Geo-sequestering is insane. It doesn't make EROEI sense and it does not make business sense. There is no business case for it, so businesses cannot do it (at least not while shareholders are investing their money with the intention of getting a financial return).

There is an alternative form of sequestering that has a business case: Sequestering by feeding the CO2 to a fast-growing organism (such as algae) and then harvesting the organism to produce bio-fuels and bio-char (which is sequestered).

I personally don't see sequestration happening in a big way either, once the decline begins we will need every ounce of EROI we can get. I don't see us 'wasting' 10-15% (estimate) of energy on sequestrating carbon when we are faced with an energy crisis.
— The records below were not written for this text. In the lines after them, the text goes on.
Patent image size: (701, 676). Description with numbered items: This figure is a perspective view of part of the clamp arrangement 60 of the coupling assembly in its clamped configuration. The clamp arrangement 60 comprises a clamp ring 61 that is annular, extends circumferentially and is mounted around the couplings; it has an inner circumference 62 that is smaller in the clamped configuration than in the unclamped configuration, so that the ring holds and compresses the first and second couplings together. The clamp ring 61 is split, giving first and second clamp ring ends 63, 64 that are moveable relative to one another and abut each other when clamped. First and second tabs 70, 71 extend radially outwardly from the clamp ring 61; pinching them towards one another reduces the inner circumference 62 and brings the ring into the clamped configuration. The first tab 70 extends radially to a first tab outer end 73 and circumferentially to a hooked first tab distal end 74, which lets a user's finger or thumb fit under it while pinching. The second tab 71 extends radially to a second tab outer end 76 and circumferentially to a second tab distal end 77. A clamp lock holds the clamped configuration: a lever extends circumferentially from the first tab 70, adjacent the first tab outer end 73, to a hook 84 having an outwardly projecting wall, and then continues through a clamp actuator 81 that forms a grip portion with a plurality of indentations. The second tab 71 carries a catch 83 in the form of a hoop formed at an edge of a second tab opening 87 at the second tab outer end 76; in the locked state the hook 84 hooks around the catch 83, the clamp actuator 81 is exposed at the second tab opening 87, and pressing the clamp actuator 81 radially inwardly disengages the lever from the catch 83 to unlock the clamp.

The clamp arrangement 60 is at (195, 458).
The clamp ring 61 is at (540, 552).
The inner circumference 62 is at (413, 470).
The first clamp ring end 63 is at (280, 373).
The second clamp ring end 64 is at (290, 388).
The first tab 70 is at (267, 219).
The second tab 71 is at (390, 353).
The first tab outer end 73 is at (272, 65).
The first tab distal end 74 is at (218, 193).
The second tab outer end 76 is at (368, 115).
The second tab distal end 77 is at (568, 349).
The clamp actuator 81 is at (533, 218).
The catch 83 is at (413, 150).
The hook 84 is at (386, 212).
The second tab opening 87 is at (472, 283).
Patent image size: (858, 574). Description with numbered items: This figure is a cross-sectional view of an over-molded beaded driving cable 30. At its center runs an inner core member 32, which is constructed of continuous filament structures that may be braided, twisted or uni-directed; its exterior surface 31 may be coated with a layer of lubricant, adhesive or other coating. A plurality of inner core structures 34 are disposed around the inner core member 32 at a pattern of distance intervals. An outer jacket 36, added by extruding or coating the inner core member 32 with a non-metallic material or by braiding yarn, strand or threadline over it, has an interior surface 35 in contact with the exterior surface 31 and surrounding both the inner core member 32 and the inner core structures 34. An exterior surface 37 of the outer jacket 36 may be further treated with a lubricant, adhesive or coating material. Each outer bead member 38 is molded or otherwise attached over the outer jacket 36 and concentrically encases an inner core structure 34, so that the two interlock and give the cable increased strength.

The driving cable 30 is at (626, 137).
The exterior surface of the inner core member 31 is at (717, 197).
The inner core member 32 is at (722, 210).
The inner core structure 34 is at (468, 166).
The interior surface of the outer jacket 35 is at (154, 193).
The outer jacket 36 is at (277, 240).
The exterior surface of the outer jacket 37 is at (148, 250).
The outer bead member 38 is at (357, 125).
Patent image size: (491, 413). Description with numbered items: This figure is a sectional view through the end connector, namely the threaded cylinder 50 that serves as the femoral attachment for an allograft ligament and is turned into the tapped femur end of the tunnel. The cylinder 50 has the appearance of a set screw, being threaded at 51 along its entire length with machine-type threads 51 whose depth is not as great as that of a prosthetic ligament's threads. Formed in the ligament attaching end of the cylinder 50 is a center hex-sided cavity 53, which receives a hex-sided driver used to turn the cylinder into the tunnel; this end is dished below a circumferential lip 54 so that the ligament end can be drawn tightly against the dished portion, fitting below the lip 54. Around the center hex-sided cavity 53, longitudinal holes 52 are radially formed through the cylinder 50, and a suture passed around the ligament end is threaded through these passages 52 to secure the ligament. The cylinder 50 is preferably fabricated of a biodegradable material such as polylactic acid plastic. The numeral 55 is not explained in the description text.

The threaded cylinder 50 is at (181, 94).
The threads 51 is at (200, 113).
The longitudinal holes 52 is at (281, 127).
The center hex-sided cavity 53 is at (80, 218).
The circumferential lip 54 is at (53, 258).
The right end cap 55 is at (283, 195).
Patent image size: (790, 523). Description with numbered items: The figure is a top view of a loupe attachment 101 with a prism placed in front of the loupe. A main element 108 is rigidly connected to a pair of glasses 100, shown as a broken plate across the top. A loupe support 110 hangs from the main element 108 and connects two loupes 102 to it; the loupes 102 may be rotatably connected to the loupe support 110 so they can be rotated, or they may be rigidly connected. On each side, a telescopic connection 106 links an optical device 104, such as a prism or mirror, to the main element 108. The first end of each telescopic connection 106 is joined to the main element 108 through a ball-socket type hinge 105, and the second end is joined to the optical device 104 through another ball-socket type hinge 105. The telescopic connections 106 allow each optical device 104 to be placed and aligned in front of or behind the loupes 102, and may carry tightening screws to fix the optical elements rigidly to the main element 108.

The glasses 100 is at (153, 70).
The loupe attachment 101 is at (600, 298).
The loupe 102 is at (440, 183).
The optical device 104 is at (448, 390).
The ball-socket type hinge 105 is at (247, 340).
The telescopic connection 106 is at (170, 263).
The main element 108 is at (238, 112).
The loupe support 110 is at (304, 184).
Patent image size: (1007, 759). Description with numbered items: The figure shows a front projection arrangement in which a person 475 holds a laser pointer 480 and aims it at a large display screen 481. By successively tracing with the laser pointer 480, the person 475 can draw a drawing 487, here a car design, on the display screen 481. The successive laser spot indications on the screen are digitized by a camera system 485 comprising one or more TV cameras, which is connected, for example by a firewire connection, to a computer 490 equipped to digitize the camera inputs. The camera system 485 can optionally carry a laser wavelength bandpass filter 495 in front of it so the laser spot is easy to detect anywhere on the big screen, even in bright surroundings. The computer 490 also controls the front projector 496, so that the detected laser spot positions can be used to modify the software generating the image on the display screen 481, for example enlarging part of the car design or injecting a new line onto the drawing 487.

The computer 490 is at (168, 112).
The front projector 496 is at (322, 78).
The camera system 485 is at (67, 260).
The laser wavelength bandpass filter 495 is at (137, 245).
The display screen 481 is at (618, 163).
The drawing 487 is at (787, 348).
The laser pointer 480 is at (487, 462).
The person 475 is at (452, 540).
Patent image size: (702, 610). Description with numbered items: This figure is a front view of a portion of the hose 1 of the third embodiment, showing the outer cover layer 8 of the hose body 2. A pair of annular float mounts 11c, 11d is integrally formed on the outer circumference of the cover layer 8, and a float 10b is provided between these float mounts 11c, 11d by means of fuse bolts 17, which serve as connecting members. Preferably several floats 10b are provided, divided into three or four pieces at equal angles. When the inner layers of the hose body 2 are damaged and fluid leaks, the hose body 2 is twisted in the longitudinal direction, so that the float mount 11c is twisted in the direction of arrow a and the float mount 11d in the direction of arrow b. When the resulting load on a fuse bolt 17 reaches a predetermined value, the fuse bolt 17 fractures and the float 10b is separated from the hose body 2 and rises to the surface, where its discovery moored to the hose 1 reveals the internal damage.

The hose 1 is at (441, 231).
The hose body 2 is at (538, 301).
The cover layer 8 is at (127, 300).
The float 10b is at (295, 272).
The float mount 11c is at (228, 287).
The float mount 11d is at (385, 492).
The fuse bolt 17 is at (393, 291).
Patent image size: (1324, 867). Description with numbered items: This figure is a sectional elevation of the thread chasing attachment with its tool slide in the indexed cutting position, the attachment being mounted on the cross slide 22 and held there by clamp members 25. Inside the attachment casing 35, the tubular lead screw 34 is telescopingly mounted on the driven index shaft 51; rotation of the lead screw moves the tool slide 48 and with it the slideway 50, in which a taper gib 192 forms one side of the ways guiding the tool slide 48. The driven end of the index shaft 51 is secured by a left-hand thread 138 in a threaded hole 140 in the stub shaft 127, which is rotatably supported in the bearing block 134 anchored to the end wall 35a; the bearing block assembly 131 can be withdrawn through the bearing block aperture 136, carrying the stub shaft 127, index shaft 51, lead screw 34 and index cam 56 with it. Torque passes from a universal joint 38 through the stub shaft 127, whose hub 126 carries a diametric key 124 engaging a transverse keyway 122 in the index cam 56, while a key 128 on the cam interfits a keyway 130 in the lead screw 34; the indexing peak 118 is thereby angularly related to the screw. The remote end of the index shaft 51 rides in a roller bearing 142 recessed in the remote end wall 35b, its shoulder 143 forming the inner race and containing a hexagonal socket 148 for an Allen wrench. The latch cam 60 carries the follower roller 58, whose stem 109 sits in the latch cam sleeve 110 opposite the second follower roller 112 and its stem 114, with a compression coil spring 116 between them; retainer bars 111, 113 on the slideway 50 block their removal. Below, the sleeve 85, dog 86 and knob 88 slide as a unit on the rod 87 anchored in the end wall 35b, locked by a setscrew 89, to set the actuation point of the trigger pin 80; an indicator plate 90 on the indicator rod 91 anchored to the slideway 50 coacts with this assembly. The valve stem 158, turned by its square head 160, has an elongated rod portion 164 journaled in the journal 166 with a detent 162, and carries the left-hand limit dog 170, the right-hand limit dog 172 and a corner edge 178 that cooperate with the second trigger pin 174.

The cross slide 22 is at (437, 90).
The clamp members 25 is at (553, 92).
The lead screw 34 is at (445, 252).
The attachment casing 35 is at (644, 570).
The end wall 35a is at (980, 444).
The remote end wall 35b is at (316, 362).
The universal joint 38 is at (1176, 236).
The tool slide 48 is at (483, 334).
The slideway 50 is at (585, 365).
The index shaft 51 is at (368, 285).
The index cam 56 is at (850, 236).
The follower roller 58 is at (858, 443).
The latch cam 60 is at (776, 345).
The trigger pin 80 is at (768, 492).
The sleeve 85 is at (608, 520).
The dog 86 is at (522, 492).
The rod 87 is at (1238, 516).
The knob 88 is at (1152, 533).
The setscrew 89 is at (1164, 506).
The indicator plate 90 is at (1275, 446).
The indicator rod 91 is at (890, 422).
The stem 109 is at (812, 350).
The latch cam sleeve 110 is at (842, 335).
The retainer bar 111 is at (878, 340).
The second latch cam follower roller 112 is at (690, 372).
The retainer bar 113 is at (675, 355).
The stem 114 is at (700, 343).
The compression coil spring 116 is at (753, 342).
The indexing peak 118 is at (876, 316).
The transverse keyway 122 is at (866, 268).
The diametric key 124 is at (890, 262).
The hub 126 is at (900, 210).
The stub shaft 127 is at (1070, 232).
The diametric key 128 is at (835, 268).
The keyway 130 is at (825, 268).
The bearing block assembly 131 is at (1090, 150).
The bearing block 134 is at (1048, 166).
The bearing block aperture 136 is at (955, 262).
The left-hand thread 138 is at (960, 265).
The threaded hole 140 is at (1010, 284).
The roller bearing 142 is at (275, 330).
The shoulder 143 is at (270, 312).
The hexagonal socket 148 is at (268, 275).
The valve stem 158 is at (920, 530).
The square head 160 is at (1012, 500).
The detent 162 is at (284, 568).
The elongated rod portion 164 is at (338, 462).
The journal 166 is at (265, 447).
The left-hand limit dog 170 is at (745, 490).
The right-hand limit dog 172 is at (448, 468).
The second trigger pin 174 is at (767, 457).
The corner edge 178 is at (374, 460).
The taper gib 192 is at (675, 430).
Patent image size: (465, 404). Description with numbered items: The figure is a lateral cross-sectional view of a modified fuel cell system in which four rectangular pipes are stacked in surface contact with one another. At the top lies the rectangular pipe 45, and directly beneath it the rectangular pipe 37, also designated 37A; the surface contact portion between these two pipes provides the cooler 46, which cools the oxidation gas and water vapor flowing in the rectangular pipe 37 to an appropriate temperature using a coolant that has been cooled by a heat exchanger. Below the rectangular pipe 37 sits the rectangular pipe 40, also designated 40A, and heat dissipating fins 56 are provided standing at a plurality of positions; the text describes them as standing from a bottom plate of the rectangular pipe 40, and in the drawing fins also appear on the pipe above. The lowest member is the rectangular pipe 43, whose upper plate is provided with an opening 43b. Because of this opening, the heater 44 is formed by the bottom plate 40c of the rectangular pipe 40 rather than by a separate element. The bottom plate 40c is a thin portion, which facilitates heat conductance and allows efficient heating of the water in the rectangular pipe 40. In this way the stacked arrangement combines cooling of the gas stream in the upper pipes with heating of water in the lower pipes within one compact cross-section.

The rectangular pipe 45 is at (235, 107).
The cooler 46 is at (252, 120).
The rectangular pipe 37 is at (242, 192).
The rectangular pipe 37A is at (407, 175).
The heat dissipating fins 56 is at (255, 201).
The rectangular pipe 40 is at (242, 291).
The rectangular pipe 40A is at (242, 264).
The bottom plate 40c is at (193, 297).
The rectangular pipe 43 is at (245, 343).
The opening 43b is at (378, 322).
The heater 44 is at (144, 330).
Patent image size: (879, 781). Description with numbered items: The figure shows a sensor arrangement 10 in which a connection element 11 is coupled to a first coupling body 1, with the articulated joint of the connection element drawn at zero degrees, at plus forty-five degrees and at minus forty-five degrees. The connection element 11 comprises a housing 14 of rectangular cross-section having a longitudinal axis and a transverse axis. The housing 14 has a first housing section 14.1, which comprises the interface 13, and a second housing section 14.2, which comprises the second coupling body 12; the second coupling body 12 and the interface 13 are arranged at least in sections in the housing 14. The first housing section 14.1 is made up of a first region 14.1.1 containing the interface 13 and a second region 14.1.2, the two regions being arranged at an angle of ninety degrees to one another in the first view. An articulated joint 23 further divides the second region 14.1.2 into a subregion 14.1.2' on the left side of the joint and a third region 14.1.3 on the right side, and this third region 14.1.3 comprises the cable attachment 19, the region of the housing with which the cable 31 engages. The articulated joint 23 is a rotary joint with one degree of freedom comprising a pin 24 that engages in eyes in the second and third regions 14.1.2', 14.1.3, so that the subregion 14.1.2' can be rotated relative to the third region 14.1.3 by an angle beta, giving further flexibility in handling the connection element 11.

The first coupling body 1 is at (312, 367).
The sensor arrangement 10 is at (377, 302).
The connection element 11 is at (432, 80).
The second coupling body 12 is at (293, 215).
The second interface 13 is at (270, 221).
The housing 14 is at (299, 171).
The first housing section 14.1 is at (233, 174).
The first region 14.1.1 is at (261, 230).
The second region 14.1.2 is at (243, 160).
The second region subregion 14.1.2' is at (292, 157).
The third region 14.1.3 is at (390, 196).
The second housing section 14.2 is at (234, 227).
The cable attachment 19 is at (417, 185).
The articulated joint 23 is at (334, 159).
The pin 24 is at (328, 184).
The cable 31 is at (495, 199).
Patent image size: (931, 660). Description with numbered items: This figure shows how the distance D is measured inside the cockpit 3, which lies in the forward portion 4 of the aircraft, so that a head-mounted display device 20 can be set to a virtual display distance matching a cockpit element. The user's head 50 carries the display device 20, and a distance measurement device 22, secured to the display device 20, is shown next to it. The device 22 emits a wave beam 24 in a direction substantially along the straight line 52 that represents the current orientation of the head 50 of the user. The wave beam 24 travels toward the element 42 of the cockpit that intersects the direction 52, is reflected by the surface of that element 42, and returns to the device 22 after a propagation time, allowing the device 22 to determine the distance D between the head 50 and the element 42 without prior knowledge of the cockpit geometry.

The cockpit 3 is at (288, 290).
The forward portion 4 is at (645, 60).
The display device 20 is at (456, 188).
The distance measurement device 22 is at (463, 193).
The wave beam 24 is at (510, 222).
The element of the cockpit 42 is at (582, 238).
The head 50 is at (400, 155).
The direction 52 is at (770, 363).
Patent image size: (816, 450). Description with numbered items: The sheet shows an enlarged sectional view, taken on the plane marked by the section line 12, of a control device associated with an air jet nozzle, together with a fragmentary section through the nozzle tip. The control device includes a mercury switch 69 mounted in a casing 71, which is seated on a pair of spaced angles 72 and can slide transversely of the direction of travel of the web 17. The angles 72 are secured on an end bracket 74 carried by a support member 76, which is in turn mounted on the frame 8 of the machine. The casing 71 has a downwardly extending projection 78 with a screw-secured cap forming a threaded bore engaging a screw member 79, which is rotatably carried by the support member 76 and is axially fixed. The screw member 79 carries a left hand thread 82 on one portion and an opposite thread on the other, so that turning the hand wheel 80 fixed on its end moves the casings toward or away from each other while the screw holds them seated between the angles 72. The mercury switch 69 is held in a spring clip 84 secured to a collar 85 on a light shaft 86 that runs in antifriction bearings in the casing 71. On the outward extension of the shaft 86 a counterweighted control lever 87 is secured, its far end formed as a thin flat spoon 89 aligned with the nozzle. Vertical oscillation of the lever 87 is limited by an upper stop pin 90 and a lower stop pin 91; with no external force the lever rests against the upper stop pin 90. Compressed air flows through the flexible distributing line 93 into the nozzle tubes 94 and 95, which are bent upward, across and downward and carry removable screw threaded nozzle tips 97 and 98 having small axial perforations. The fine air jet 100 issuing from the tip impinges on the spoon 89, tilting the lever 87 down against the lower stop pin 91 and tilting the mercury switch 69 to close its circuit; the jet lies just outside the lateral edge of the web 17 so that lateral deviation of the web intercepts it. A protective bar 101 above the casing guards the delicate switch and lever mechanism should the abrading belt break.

The algae thing could be promising. This is pretty much how all the oil got down there in the first place isn't it -fast growing sea organisms sucking up the carbon during hot house periods, ocean anoyxia trapping the sinking lifeforms below some sea boundary. Topped with silt, buried, cooked and sucked back up by Mankind millions of years later, nice.

Biotechnology could enhance organisms to produce a greater % of oily output, huge offshore algael blooms could then be harvested. Well its possible in theory anyway but it won't stop the next 25 years being tough. I think we have only scratched the surface of what the sea could provide mankind.

Nick.

The magic word is cooked. Mother Nature converted geothermal energy into oil energy when making oil 100-200 million years ago. If we have to supply that energy ourselves, it is tough to get >1.5 EROI. They've just breached the 1 EROI barrier in the lab.

RobertInTucson

I haven't escaped from reality. I have a daypass.

Actually Mother Nature was very inneficient too -check this piece out:

http://www.eurekalert.org/pub_releases/2003-10/uou-bm9102603.php

-98 tons of biomass per gallon of Gas...!

It's only because there was such a huge amount of stuff to start with that we get anything out. As the bottom of the article says modern processes can be more efficient. I believe Cane Sugar has a higher EROI (around 8?)

What we need is an efficient way to take the algae and concentrate it by extracting the water -possibly by using a solar furnace to boil away the water content.

I think the main take-away from the article is that we have been living in an age where we are saturated with almost free energy and in future we will be forced to appreciate the value of that energy much much more. And I am also coming to think that it means an end to many of the things we now take for granted and we are heading rapidly towards some sort of 'chaotic boundary'/'phase change' -call it what you will. I am loathe to say "the signs are all around us" as that is too close to what a religous nut might tell you about Doomsday -but they are aren't they?! :o)

Regards, Nick.

If you aren't putting close to 100% of the carbon into the char, you're not really sequestering.  This leaves nothing to go into the bio-fuels.

A sustainable system starts with biomass and turns some of it into char which is sequestered.  This is carbon-negative.